Guthrie is the epitome of the American rebel, the little guy standing up to the rich and powerful, but in politics, like fellow folk singer Pete Seeger, he stuck closely to the line of the US Communist Party that they both supported. Seeger's song lyrics in World War II changed every time the CP twisted and turned, from C for Conscription ("Well it's C for Conscription/C for Capitol Hill....That passed that goddamn bill....I'd rather be here home/ Even sleeping in a holler log/Than go to the army/And be treated like a dirty dog!") during the Nazi-Soviet Pact to Deliver the Goods ("We're working in the cities, we're working in the woods/We'll all work together to deliver the goods/I got a new job and I'm working overtime/Turning out tanks on the assembly line/Got to crank up the factories like the president said/Damn the torpedoes, full speed ahead.") after the German invasion of Russia in 1941.
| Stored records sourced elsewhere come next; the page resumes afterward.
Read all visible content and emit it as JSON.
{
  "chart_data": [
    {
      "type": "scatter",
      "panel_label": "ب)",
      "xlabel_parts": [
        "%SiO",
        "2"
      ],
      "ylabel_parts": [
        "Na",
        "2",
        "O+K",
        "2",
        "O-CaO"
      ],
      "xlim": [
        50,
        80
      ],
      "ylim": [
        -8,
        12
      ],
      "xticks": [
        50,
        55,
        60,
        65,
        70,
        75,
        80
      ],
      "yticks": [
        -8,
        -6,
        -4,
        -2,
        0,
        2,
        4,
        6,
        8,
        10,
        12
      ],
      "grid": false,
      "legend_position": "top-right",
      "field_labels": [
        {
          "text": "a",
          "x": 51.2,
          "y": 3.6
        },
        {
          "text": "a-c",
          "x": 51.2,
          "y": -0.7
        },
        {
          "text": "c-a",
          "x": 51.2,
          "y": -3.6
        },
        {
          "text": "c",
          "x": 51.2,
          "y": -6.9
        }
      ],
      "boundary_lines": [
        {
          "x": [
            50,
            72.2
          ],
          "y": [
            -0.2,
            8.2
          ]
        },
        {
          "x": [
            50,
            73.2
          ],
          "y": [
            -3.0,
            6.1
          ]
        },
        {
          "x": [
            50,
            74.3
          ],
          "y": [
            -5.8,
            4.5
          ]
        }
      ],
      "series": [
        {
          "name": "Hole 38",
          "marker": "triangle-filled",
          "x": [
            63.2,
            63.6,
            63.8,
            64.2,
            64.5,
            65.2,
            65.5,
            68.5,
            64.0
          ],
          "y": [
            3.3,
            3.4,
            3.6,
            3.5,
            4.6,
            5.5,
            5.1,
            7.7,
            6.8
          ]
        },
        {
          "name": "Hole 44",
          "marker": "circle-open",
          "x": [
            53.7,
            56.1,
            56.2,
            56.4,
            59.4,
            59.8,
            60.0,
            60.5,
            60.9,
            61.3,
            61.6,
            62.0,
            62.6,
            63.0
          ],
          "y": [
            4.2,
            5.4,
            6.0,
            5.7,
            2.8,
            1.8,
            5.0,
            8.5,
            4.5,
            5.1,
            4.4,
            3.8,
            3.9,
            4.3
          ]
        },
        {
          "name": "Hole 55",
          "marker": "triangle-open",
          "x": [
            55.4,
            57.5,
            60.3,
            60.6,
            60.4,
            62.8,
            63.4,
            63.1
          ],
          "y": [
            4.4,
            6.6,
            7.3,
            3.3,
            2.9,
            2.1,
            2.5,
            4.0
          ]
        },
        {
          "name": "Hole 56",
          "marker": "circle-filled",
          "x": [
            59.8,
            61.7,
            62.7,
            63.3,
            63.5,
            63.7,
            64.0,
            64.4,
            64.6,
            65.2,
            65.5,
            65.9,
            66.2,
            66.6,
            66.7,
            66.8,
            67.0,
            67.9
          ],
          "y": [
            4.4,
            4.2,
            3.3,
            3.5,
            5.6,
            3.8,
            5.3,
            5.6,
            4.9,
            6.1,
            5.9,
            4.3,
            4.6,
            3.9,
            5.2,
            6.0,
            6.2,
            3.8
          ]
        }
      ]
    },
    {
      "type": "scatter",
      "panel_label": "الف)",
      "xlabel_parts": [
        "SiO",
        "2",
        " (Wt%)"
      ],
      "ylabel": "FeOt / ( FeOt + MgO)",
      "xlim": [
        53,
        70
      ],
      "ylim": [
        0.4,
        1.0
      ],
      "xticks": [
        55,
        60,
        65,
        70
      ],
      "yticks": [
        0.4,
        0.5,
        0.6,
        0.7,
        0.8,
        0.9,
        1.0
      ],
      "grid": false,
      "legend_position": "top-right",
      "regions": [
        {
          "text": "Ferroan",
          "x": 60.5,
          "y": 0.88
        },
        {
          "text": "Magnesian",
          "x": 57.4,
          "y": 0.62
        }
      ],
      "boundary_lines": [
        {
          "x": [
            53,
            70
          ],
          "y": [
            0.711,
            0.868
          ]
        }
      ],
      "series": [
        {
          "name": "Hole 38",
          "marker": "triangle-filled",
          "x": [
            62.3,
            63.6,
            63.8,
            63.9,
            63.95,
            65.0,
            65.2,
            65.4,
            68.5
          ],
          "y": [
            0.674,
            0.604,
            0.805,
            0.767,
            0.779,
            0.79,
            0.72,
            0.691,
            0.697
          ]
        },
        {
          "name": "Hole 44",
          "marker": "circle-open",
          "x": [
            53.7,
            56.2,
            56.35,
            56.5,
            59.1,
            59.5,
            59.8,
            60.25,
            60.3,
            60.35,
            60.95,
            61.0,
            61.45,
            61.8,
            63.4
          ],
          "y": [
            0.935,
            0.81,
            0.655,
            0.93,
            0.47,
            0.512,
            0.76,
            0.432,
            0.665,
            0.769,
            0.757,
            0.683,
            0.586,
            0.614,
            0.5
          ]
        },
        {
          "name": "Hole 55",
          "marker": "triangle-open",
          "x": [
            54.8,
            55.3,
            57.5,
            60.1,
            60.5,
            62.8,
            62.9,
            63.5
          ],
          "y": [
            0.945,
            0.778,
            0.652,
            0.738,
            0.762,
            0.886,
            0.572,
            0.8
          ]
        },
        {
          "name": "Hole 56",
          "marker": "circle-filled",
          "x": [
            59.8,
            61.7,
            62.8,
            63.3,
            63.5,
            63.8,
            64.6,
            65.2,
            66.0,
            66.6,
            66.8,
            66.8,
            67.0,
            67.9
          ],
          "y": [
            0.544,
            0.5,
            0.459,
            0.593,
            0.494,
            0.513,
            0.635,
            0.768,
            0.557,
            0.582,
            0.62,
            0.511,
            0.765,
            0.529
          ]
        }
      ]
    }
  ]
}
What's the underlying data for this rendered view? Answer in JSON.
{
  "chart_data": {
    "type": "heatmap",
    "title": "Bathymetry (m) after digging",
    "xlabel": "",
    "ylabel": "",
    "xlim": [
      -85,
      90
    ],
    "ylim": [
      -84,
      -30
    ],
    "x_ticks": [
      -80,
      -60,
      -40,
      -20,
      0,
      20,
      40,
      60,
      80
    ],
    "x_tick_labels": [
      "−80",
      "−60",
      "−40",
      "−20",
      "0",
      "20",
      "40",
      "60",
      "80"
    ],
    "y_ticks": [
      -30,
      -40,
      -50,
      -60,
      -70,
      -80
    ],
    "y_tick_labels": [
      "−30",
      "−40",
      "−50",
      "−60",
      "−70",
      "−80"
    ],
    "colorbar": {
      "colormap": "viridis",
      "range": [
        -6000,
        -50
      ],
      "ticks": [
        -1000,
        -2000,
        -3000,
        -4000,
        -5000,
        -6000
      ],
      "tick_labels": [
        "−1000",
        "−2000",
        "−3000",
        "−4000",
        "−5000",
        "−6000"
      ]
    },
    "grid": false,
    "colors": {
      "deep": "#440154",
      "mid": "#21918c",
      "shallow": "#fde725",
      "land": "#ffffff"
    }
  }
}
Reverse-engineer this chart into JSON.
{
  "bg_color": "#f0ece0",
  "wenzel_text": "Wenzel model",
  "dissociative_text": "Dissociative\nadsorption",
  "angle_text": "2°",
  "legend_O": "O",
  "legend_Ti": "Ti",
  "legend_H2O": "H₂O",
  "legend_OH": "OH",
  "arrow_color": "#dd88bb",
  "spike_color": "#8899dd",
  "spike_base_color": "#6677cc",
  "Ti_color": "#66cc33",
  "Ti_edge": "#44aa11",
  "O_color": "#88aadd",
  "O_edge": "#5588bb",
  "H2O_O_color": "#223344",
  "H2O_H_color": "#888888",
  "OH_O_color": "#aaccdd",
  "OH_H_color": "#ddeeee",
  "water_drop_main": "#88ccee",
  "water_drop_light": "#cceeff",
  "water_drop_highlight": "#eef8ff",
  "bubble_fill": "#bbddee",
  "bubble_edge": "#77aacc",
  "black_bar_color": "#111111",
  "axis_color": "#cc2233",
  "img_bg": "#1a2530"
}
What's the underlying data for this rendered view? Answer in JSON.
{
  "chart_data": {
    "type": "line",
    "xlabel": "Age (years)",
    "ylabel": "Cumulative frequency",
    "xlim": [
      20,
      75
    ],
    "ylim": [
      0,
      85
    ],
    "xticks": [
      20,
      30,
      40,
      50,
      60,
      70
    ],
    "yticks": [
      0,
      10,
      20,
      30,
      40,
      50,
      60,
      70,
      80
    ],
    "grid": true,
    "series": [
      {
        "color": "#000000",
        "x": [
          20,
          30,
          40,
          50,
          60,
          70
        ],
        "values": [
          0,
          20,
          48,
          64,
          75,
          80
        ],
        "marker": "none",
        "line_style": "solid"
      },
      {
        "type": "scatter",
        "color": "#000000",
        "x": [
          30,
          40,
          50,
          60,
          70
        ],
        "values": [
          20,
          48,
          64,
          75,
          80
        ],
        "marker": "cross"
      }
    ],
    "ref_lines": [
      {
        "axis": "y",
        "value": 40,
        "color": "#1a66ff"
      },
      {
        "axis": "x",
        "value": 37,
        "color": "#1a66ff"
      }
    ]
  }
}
A lot of people know about Guthrie through Billy Bragg's recordings of his unpublished lyrics or Bob Dylan's Song to Woody on his eponymous first album ("Hey, hey, Woody Guthrie, I wrote you a song/ ’Bout a funny ol’ world that’s a-comin’ along/Seems it's sick an’ it’s hungry, it’s tired an’ it’s torn/ It looks like it’s a-dyin’ an’ it’s hardly been born") but I first heard him on a BBC2 Arena documentary in the late 80's presented by Alan Yentob. Not long after that, a General Studies teacher at school who was into blues and folk played us some more of his songs, as well as one by the Mississippi blues pioneer Charlie Patton.
Guthrie is probably best known in the US for writing This Land is Your Land, in response to Irving Berlin's God Bless America which he hated.
Radio 4 has a programme about Woody tonight, presented by his biographer Joe Klein.